Display Model Stove at J & R Heating

Display Model Stove at J & R Heating

Unseasoned Wood

Freshly cut trees contain a lot of moisture. This fresh wood is called “unseasoned.”  Moisture in unseasoned wood will make it more difficult to light and will cause the wood to smoke. If the flame goes out on unseasoned wood, the wood will continue to smolder causing an unpleasant burnt smell to the house and creosote to chimney.  The wood should be seasoned to avoid this issue.

Seasoned Wood

To get seasoned wood cut, split and stack wood outdoors to dry (or season).  The best drying occurs when the wood is stacked with every other row turned 90 degrees, which allows air to circulate better between the logs.  Make sure the wood is away from rain. It would be dried more quickly in a shed or garage.  If you do not have a shed or garage, cover the split wood with a tarp to keep rainfall off the wood.   Use the tarp in a tent-fashion, suspended over the wood stack if you can otherwise remove the tarp on sunny days so moisture can escape.

Appearance of Seasoned Wood

To test the dryness of the wood knock two pieces of wood together.  If a hollow sound is made then the wood is dry.  Seasoned wood is also cracked, gray in color and much lighter without the water content. Safe wood for a fireplace needs at least one year to dry before using.  Seasoned wood generates the most heat and burns clean, with less smoke that unseasoned wood.

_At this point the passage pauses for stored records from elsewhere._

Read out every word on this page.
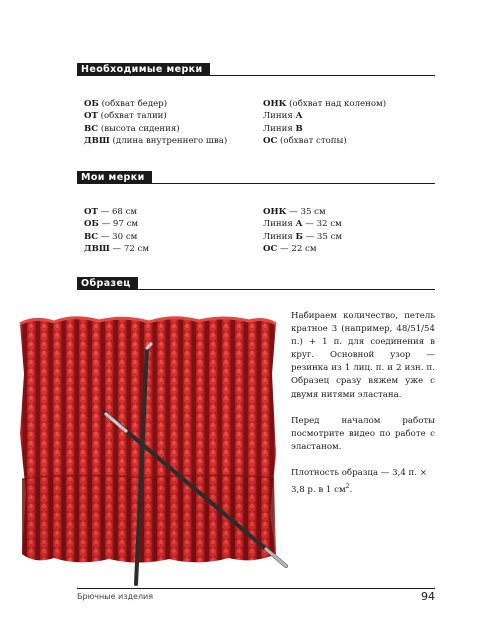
Необходимые мерки
ОБ (обхват бедер)
ОТ (обхват талии)
ВС (высота сидения)
ДВШ (длина внутреннего шва)
ОНК (обхват над коленом)
Линия А
Линия В
ОС (обхват стопы)
Мои мерки
ОТ — 68 см
ОБ — 97 см
ВС — 30 см
ДВШ — 72 см
ОНК — 35 см
Линия А — 32 см
Линия Б — 35 см
ОС — 22 см
Образец

Набираем количество, петель кратное 3 (например, 48/51/54 п.) + 1 п. для соединения в круг. Основной узор — резинка из 1 лиц. п. и 2 изн. п. Образец сразу вяжем уже с двумя нитями эластана.

Перед началом работы посмотрите видео по работе с эластаном.

Плотность образца — 3,4 п. × 3,8 р. в 1 $см^2$.

Брючные изделия	94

If you are buying seasoned wood, it will be sold by the cord or half cord. A cord measures 8 feet long, 4 feet high and 4 feet deep.  With the amount of time it takes to make seasoned wood it will cost more than unseasoned wood.

Hard Wood

  • To produce a lot of heat deciduous trees like eucalyptus, madrone, oak and walnut as hard woods are the best choice.
  • Slightly less heat would be Ash, locust, hickory, apple, plum, cherry, pear.
  • If you want a fruity scent try apple, pear, plum and cherry woods.
  • Maple, sycamore and elm are fair for heat production.
  • Poor alternatives for heat production are cottonwood, alder and willow.

As seasoned wood, all hard woods will burn longer than soft woods, giving off continuing heat and ambiance. However, hard woods tend to be more difficult to start burning. A tiny amount soft wood, which is easier to light, along with some newspaper (non-glossy kind) make good kindling for starting a hard wood fire.

Soft Wood

  • Conifers are soft wood with pine and fir suitable for burning. They burn hot. but burn fast as a seasoned wood.
  • If you want a scent that reminds you of Christmas and/or Thanksgiving fir is good.  Can also be used as kindling to get hard woods to start burning.
  • Cedar also has an appealing smell and it snaps and crackles as it burns.

 For longer lasting fires continue to add more wood.